As you can tell, this got me kinda steamed. (I don't usually use words like fatuous). To make things worse, I am sure the Right in Israel see this academic boycott as a victory. They feed off of the us-against-world mentality.
Lisa posted a link to this article written by her friend, the novelist Etgar Keret in The Guardian.
He muses on the idea of Passover's collective punishment (Like Keret, I also wondered, why so many innocent Egyptians had to suffer through the plagues when it was really the Pharoah who was the autocratic pecker-head?). He weaves deftly into discussion of IDF policies of destroying the homes of suicide bombers and finally into situations where academic freedom is compromised because or larger or more abstract political convictions.

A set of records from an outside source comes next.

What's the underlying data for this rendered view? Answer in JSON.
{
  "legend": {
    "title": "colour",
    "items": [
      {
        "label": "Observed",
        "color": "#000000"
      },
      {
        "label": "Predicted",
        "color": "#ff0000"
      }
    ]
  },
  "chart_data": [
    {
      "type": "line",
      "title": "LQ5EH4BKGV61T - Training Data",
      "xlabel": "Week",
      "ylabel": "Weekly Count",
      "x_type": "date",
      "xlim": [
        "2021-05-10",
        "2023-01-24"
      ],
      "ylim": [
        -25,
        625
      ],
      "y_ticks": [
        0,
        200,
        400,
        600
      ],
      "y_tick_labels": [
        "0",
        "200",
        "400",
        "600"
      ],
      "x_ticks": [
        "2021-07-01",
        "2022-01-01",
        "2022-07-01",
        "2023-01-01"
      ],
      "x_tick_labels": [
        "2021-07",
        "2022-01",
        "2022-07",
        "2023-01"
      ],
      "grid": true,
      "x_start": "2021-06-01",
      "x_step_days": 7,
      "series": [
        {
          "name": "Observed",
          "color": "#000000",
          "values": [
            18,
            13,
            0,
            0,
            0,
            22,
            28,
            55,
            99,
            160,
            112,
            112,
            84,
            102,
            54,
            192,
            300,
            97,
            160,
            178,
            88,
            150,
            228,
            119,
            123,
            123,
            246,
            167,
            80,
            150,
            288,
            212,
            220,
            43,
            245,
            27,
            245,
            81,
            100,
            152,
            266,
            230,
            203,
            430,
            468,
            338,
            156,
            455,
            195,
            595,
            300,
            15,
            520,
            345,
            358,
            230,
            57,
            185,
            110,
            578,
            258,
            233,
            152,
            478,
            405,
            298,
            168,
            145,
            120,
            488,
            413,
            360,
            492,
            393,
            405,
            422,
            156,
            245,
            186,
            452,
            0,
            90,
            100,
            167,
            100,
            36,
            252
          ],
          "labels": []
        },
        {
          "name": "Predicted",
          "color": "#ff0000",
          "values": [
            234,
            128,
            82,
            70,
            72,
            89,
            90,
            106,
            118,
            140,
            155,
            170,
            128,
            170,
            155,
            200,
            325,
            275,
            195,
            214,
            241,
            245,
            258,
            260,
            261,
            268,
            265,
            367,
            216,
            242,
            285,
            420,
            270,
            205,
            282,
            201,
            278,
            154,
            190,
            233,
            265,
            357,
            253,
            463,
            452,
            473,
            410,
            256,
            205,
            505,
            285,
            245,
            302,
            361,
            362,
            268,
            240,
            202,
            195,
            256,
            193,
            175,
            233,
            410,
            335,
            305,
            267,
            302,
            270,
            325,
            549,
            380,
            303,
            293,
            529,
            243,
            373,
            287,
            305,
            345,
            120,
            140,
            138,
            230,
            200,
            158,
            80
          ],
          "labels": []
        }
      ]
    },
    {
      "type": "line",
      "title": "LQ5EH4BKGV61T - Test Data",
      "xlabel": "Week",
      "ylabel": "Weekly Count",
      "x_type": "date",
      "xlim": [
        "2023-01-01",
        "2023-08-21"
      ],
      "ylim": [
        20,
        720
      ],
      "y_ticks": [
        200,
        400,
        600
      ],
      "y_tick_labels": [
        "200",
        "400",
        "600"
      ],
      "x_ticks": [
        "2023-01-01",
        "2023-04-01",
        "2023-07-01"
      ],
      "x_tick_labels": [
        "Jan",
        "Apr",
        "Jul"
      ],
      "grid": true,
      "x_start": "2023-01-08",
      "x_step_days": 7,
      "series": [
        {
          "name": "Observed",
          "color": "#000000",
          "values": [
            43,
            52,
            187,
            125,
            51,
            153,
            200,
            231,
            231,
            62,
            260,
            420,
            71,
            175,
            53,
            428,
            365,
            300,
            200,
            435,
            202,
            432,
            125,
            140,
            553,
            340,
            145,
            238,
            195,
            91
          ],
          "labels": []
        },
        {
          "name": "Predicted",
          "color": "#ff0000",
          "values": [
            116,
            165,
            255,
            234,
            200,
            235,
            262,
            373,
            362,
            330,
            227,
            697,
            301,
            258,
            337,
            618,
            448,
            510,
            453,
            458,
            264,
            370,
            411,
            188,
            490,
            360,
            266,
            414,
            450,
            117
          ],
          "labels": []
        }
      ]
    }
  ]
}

Lisa quotes this paragrah, but I thought I would post it too:
*"Today, the Association of University Teachers will hold its annual council meeting in Eastbourne, during which a motion will be put forth to boycott three out of eight Israeli universities. The timing, as always, is perfect. The Middle East is never exactly blissful, but now, of all times, when the agenda features disengagement and the slimmest prospects of new solutions - now is apparently the right moment for calling out the cavalry of British academe, those valiant and dauntless professors who will not think twice before boycotting Israeli mathematicians or Latin scholars. With a well-aimed forceps movement, they will prevent such researchers from publishing their learned papers on topological distortions in space, and may even, if they're lucky, manage to foil cooperation between biologists who might, heaven forbid, discover a Zionist cure for cancer."